Skeptics hold a different view.  Consider the oil price history reported by the EIA for this period:

http://www.eia.gov/dnav/pet/hist/LeafHandler.ashx?n=pet&s=isa4990008&f=a

The average price of Saudi light crude landed in the US in 1982 was $35.65/barrel. In 1985 it was $25.35/barrel. In 1986 it was $13.05/barrel. In 1988 it was $14.04/barrel.
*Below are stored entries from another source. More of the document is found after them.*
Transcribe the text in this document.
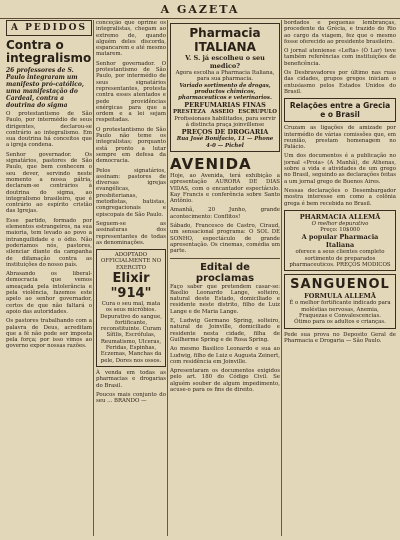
A GAZETA
A PEDIDOS
Contra o integralismo
26 professores de S. Paulo integraram um manifesto pró-católico, uma manifestação do Cardeal, contra a doutrina do sigma

O protestantismo de São Paulo, por intermédio de seus dirigentes, declarou-se contrário ao integralismo. Em sua doutrina há conceitos que a igreja condena.

Senhor governador. Os signatários, pastores de São Paulo, que bem conhecem o seu dever, servindo neste momento a nossa pátria, declaram-se contrários à doutrina do sigma, ao integralismo brasileiro, que é contrário ao espírito cristão das Igrejas.

Esse partido, formado por elementos estrangeiros, na sua maioria, tem levado ao povo a intranquilidade e o ódio. Não poderíamos nós, pastores, silenciar diante da campanha de difamação contra as instituições do nosso país.

Abrasando os liberal-democracia que vemos ameaçada pela intolerância e pela violência, fazemos este apelo ao senhor governador, certos de que não faltará o apoio das autoridades.

Os pastores trabalhando com a palavra de Deus, acreditam que a fé não pode ser imposta pela força; por isso vimos ao governo expor nossas razões.

conceção que oprime os integralistas, chegam ao extremo de, quando alguém deles discorda, espancarem e até mesmo matarem.

Senhor governador. O protestantismo de São Paulo, por intermédio de seus signatários representantes, protesta contra esses atentados e pede providências enérgicas para que a ordem e a lei sejam respeitadas.

O protestantismo de São Paulo não teme os integralistas; porquanto está pronto a lutar sempre em defesa da democracia.

Pelos signatários, assinam: pastores de diversas igrejas evangélicas, presbiterianas, metodistas, batistas, congregacionais e episcopais de São Paulo.

Seguem-se as assinaturas dos representantes de todas as denominações.

ADOPTADO OFFICIALMENTE NO EXERCITO
Elixir "914"
Cura o seu mal, mata os seus micróbios. Depurativo do sangue, fortificante, reconstituinte. Curam Sífilis, Escrófulas, Reumatismo, Ulceras, Feridas, Espinhas, Eczemas, Manchas da pele, Dores nos ossos.

À venda em todas as pharmacias e drogarias do Brasil.

Poucos mais conjunto do seu ... BRANDO —

Pharmacia ITALIANA
V. S. já escolheu o seu medico?
Agora escolha a Pharmacia Italiana, para sua pharmacia.
Variado sortimento de drogas, productos chimicos, pharmaceuticos e veterinarios.
PERFUMARIAS FINAS
PRESTEZA ASSEIO ESCRUPULO
Profissionaes habilitados, para servir á distincta praça joinvillense
PREÇOS DE DROGARIA
Rua José Bonifacio, 11 — Phone 4-0 — Pichel
AVENIDA

Hoje, ao Avenida, terá exhibição a apresentação AURORA DE DIAS VIDAS, com o encantador espectáculo. Kay Francis e conferência sobre Santo Antônio.

Amanhã, 20 Junho, grande acontecimento: Conflitos!

Sábado, Francesco de Castro, Ciraud, um sensacional programa: O SOL DE SONHO, espectáculo de grande apresentação. Os cinemas, comédia um parte.

Edital de proclamas

Faço saber que pretendem casar-se: Basílio Leonardo Lange, solteiro, natural deste Estado, domiciliado e residente neste distrito, filho de Luiz Lange e de Maria Lange.

E, Ludwig Germano Spring, solteiro, natural de Joinville, domiciliado e residente nesta cidade, filha de Guilherme Spring e de Rosa Spring.

Ao mesmo Basilico Leonardo e sua ao Ludwig, filho de Luiz e Augusta Zeinert, com residência em Joinville.

Apresentaram os documentos exigidos pelo art. 180 do Código Civil. Se alguém souber de algum impedimento, acuse-o para os fins de direito.

bordados e pequenas lembranças, procedente da Grécia, e trazido do Rio ao cargo da viagem, fez que o mesmo fosse oferecido ao presidente brasileiro.

O jornal ateniense «Lefta» (Ó Lar) teve também referências com instituições de beneficência.

Os Desbravadores por último nas ruas das cidades, grupos gregos iniciam o entusiasmo pelos Estados Unidos do Brasil.

Relações entre a Grecia e o Brasil

Cruzam as ligações de amizade por intermédio de várias comissões que, em reunião, prestam homenagem no Palácio.

Um dos documentos é a publicação no jornal «Proia» (A Manhã), de Athenas, sobre a vida e atividades de um grego no Brasil, seguindo as declarações feitas a um jornal grego de Buenos Aires.

Nessas declarações o Desembargador mostra interesse em como a colônia grega é bem recebida no Brasil.

PHARMACIA ALLEMÃ
O melhor depurativo
Preço: 10$000
A popular Pharmacia Italiana
oferece a seus clientes completo sortimento de preparados pharmaceuticos. PREÇOS MODICOS
SANGUENOL
FORMULA ALLEMÃ
É o melhor fortificante indicado para moléstias nervosas, Anemia, Fraquezas e Convalescencias.
Ótimo para os adultos e crianças.

Pede sua prova no Deposito Geral de Pharmacia e Drogaria — São Paulo.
The skeptics claim the increased reserves reported by OPEC countries, especially those in the Middle East, were not due to major discoveries or improved recovery techniques.

The skeptics claim the reports were a response to declining oil sales revenues. The falling oil prices reduced oil revenues, so OPEC agreed to reduce its production in order to restore higher oil prices.  Rather than accept lower production quotas, member states increased their reported reserves in order to obtain larger shares of the reduced quotas. As their reports are not audited by OPEC, no one outside of the state oil ministries really knows what their proven oil reserves are.

And without a reliable estimate of proven global oil reserves, it is not possible to perform a global peak oil forecast using the method employed by M. King Hubbert.